Hillsborough County elementary teacher Rennex Franklin freely admits he likes to talk: “I can talk a lot, I talk fast, I have a lot of ideas I want to share. I recognize that.” Despite—or, perhaps, because of—his propensity for talking, Rennex recognizes the power of discourse for students.
Rennex provided our education team a glimpse of his pedagogical approach:
“I intentionally structure my classroom to support respectful conversations between students. Whatever topic we are studying, I pose questions that students can take, make connections with and move from there. I’m interested in seeing what students do with a question—what they create and invent by answering it. I start with open-ended questions based on what we are studying and follow-up with supporting questions that sometimes push the conversation in areas I think student should explore and other times to let students go. I will never respond to a student’s idea by saying ‘yes, that is right’ or just agree with a comment. That cuts off their conversation. I try to remove myself—which is hard at first—while making sure they know what they are supposed to know.”
Rennex further explains some of the strategies he uses to assess what students know and to push on their conversation. For example, Rennex watches to see if students are using content vocabulary in their conversation and whether or not they are taking a concept they are learning and applying it to new ideas or circumstances. In Rennex’s words, “Are students owning the content?”
In math, for example, he might take the topic of fractions and, as students begin to speak, he checks to see if they are incorporating specific math language such as numerator, denominator and parts of a whole. Are students following the mathematic process for solving fractions? Are they making connections to how they use or could use fractions in their daily lives? What are those connections and how are students building upon each other’s understanding of the concept? As Rennex summarizes, “What teachers do in terms of scaffolding, can the kids do that for each other? I organize my lessons to allow for that.”
In 2009, the Foundation funded the Measures of Effective Teaching (MET) project to capture the types of strong practices teachers such as Rennex use. The purpose was to build and test measures of effective teaching to inform teacher evaluation and professional learning systems. The project recently culminated in a final report and tools which can be found here.
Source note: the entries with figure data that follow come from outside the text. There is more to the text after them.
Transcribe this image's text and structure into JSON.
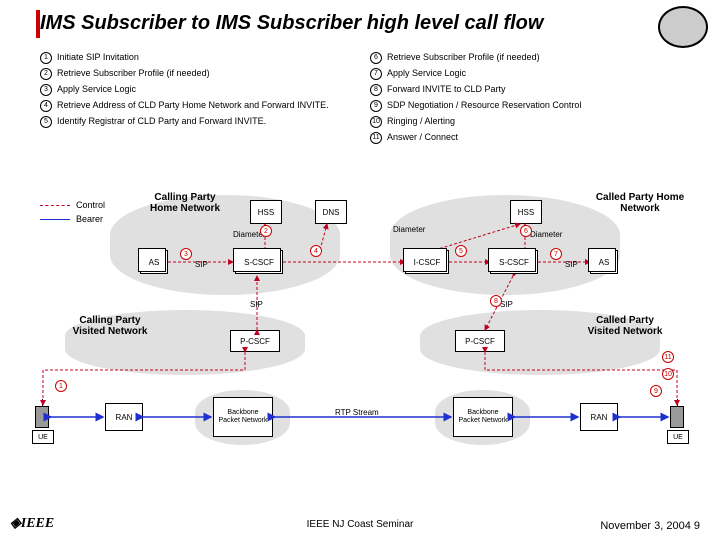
{
  "title": "IMS Subscriber to IMS Subscriber high level call flow",
  "steps_left": [
    {
      "n": "1",
      "t": "Initiate SIP Invitation"
    },
    {
      "n": "2",
      "t": "Retrieve Subscriber Profile (if needed)"
    },
    {
      "n": "3",
      "t": "Apply Service Logic"
    },
    {
      "n": "4",
      "t": "Retrieve Address of CLD Party Home Network and Forward INVITE."
    },
    {
      "n": "5",
      "t": "Identify Registrar of CLD Party and Forward INVITE."
    }
  ],
  "steps_right": [
    {
      "n": "6",
      "t": "Retrieve Subscriber Profile (if needed)"
    },
    {
      "n": "7",
      "t": "Apply Service Logic"
    },
    {
      "n": "8",
      "t": "Forward INVITE to CLD Party"
    },
    {
      "n": "9",
      "t": "SDP Negotiation / Resource Reservation Control"
    },
    {
      "n": "10",
      "t": "Ringing / Alerting"
    },
    {
      "n": "11",
      "t": "Answer / Connect"
    }
  ],
  "legend": {
    "control": "Control",
    "bearer": "Bearer"
  },
  "labels": {
    "calling_home": "Calling Party Home Network",
    "called_home": "Called Party Home Network",
    "calling_visited": "Calling Party Visited Network",
    "called_visited": "Called Party Visited Network",
    "hss": "HSS",
    "dns": "DNS",
    "as": "AS",
    "scscf": "S-CSCF",
    "icscf": "I-CSCF",
    "pcscf": "P-CSCF",
    "ran": "RAN",
    "ue": "UE",
    "backbone": "Backbone Packet Network",
    "rtp": "RTP Stream",
    "diameter": "Diameter",
    "sip": "SIP"
  },
  "footer": {
    "center": "IEEE NJ Coast Seminar",
    "right": "November 3, 2004  9",
    "ieee": "◈IEEE"
  },
  "colors": {
    "red": "#c00020",
    "blue": "#2030d0",
    "grey": "#d8d8d8"
  }
}
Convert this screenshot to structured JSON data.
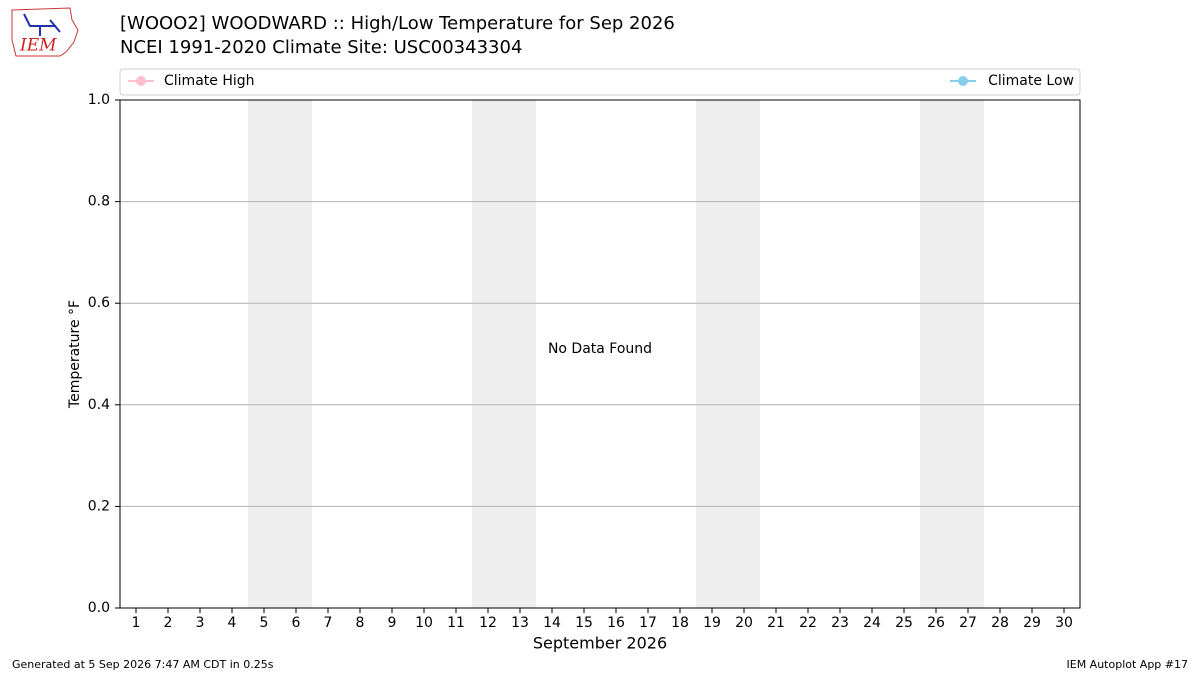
{
  "chart_data": {
    "type": "line",
    "title": "[WOOO2] WOODWARD :: High/Low Temperature for Sep 2026",
    "subtitle": "NCEI 1991-2020 Climate Site: USC00343304",
    "logo_text": "IEM",
    "ylabel": "Temperature °F",
    "xlabel": "September 2026",
    "annotation": "No Data Found",
    "categories": [
      "1",
      "2",
      "3",
      "4",
      "5",
      "6",
      "7",
      "8",
      "9",
      "10",
      "11",
      "12",
      "13",
      "14",
      "15",
      "16",
      "17",
      "18",
      "19",
      "20",
      "21",
      "22",
      "23",
      "24",
      "25",
      "26",
      "27",
      "28",
      "29",
      "30"
    ],
    "series": [
      {
        "name": "Climate High",
        "color": "#ffc0cb",
        "values": [
          null,
          null,
          null,
          null,
          null,
          null,
          null,
          null,
          null,
          null,
          null,
          null,
          null,
          null,
          null,
          null,
          null,
          null,
          null,
          null,
          null,
          null,
          null,
          null,
          null,
          null,
          null,
          null,
          null,
          null
        ]
      },
      {
        "name": "Climate Low",
        "color": "#87ceeb",
        "values": [
          null,
          null,
          null,
          null,
          null,
          null,
          null,
          null,
          null,
          null,
          null,
          null,
          null,
          null,
          null,
          null,
          null,
          null,
          null,
          null,
          null,
          null,
          null,
          null,
          null,
          null,
          null,
          null,
          null,
          null
        ]
      }
    ],
    "weekend_spans": [
      [
        5,
        6
      ],
      [
        12,
        13
      ],
      [
        19,
        20
      ],
      [
        26,
        27
      ]
    ],
    "shade_color": "#eeeeee",
    "ylim": [
      0,
      1
    ],
    "yticks": [
      {
        "value": 0,
        "label": "0.0"
      },
      0.2,
      0.4,
      0.6,
      0.8,
      {
        "value": 1,
        "label": "1.0"
      }
    ],
    "grid": true,
    "legend": "top",
    "footer_left": "Generated at 5 Sep 2026 7:47 AM CDT in 0.25s",
    "footer_right": "IEM Autoplot App #17"
  }
}
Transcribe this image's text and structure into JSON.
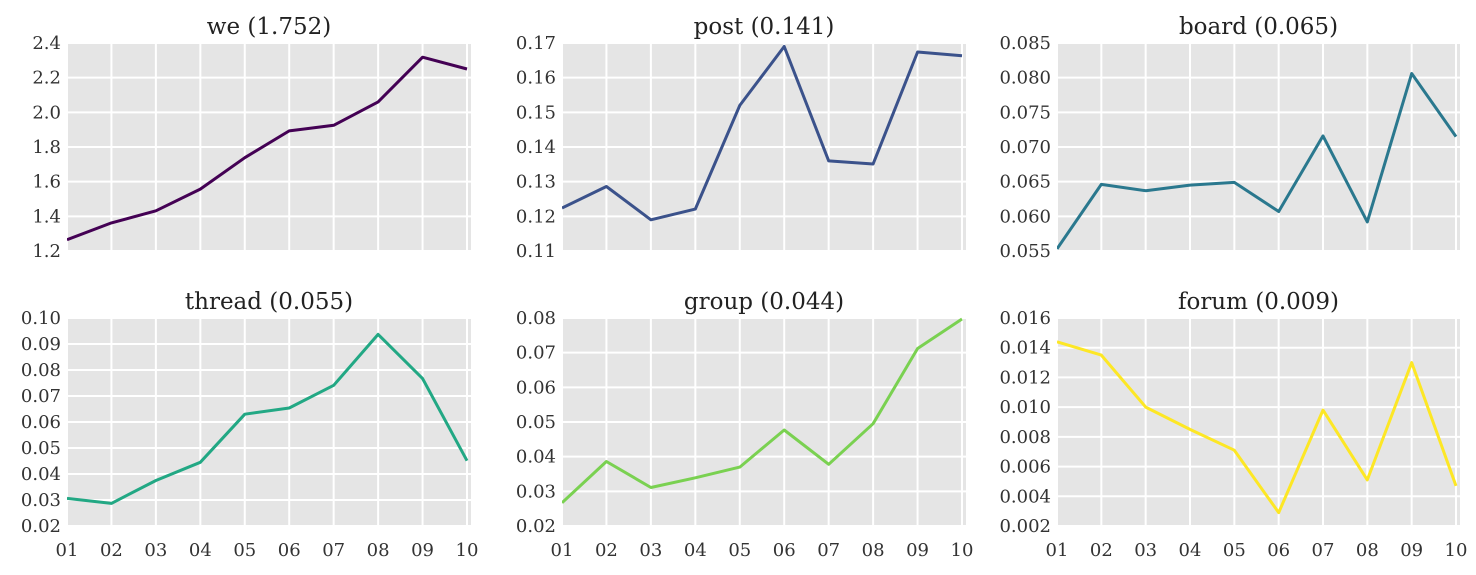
{
  "chart_data": [
    {
      "type": "line",
      "title": "we (1.752)",
      "color": "#440154",
      "x": [
        "01",
        "02",
        "03",
        "04",
        "05",
        "06",
        "07",
        "08",
        "09",
        "10"
      ],
      "values": [
        1.265,
        1.362,
        1.432,
        1.557,
        1.738,
        1.893,
        1.925,
        2.06,
        2.318,
        2.25
      ],
      "ylim": [
        1.2,
        2.4
      ],
      "yticks": [
        "1.2",
        "1.4",
        "1.6",
        "1.8",
        "2.0",
        "2.2",
        "2.4"
      ],
      "xtick_labels_shown": false
    },
    {
      "type": "line",
      "title": "post (0.141)",
      "color": "#3b528b",
      "x": [
        "01",
        "02",
        "03",
        "04",
        "05",
        "06",
        "07",
        "08",
        "09",
        "10"
      ],
      "values": [
        0.1224,
        0.1286,
        0.119,
        0.1221,
        0.152,
        0.169,
        0.136,
        0.1351,
        0.1674,
        0.1663
      ],
      "ylim": [
        0.11,
        0.17
      ],
      "yticks": [
        "0.11",
        "0.12",
        "0.13",
        "0.14",
        "0.15",
        "0.16",
        "0.17"
      ],
      "xtick_labels_shown": false
    },
    {
      "type": "line",
      "title": "board (0.065)",
      "color": "#2a788e",
      "x": [
        "01",
        "02",
        "03",
        "04",
        "05",
        "06",
        "07",
        "08",
        "09",
        "10"
      ],
      "values": [
        0.0553,
        0.0646,
        0.0637,
        0.0645,
        0.0649,
        0.0607,
        0.0716,
        0.0592,
        0.0806,
        0.0715
      ],
      "ylim": [
        0.055,
        0.085
      ],
      "yticks": [
        "0.055",
        "0.060",
        "0.065",
        "0.070",
        "0.075",
        "0.080",
        "0.085"
      ],
      "xtick_labels_shown": false
    },
    {
      "type": "line",
      "title": "thread (0.055)",
      "color": "#22a884",
      "x": [
        "01",
        "02",
        "03",
        "04",
        "05",
        "06",
        "07",
        "08",
        "09",
        "10"
      ],
      "values": [
        0.0306,
        0.0287,
        0.0375,
        0.0445,
        0.063,
        0.0654,
        0.0741,
        0.0937,
        0.0767,
        0.0451
      ],
      "ylim": [
        0.02,
        0.1
      ],
      "yticks": [
        "0.02",
        "0.03",
        "0.04",
        "0.05",
        "0.06",
        "0.07",
        "0.08",
        "0.09",
        "0.10"
      ],
      "xtick_labels_shown": true
    },
    {
      "type": "line",
      "title": "group (0.044)",
      "color": "#7ad151",
      "x": [
        "01",
        "02",
        "03",
        "04",
        "05",
        "06",
        "07",
        "08",
        "09",
        "10"
      ],
      "values": [
        0.0267,
        0.0386,
        0.0311,
        0.0339,
        0.037,
        0.0477,
        0.0378,
        0.0495,
        0.0712,
        0.0797
      ],
      "ylim": [
        0.02,
        0.08
      ],
      "yticks": [
        "0.02",
        "0.03",
        "0.04",
        "0.05",
        "0.06",
        "0.07",
        "0.08"
      ],
      "xtick_labels_shown": true
    },
    {
      "type": "line",
      "title": "forum (0.009)",
      "color": "#fde725",
      "x": [
        "01",
        "02",
        "03",
        "04",
        "05",
        "06",
        "07",
        "08",
        "09",
        "10"
      ],
      "values": [
        0.0144,
        0.0135,
        0.01,
        0.0085,
        0.0071,
        0.0029,
        0.0098,
        0.0051,
        0.013,
        0.0047
      ],
      "ylim": [
        0.002,
        0.016
      ],
      "yticks": [
        "0.002",
        "0.004",
        "0.006",
        "0.008",
        "0.010",
        "0.012",
        "0.014",
        "0.016"
      ],
      "xtick_labels_shown": true
    }
  ]
}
Rennex participated in MET’s research stage and is now one of 300 teachers who is helping the project move from research to practice. The next phase is to build a video library of practice for use in professional development. Rennex and his colleagues will record more than 50 lessons each for the MET project to make available to states, school districts, and other organizations. The new video library will allow educators to see and analyze great teaching in action.
The notion of capturing and sharing effective teaching with other teachers is what convinced Rennex to continue with the project. According to Rennex, “I’m interested in the possibility of helping new teachers learn, of making their teaching easier for them, of providing them with concrete examples of strategies that support student engagement and learning. Seeing clips of effective teaching strategies would have helped me greatly as I prepared to become a teacher. I remember thinking exactly that in my teacher certification program. I wanted to see many different examples of what people considered to be good teaching.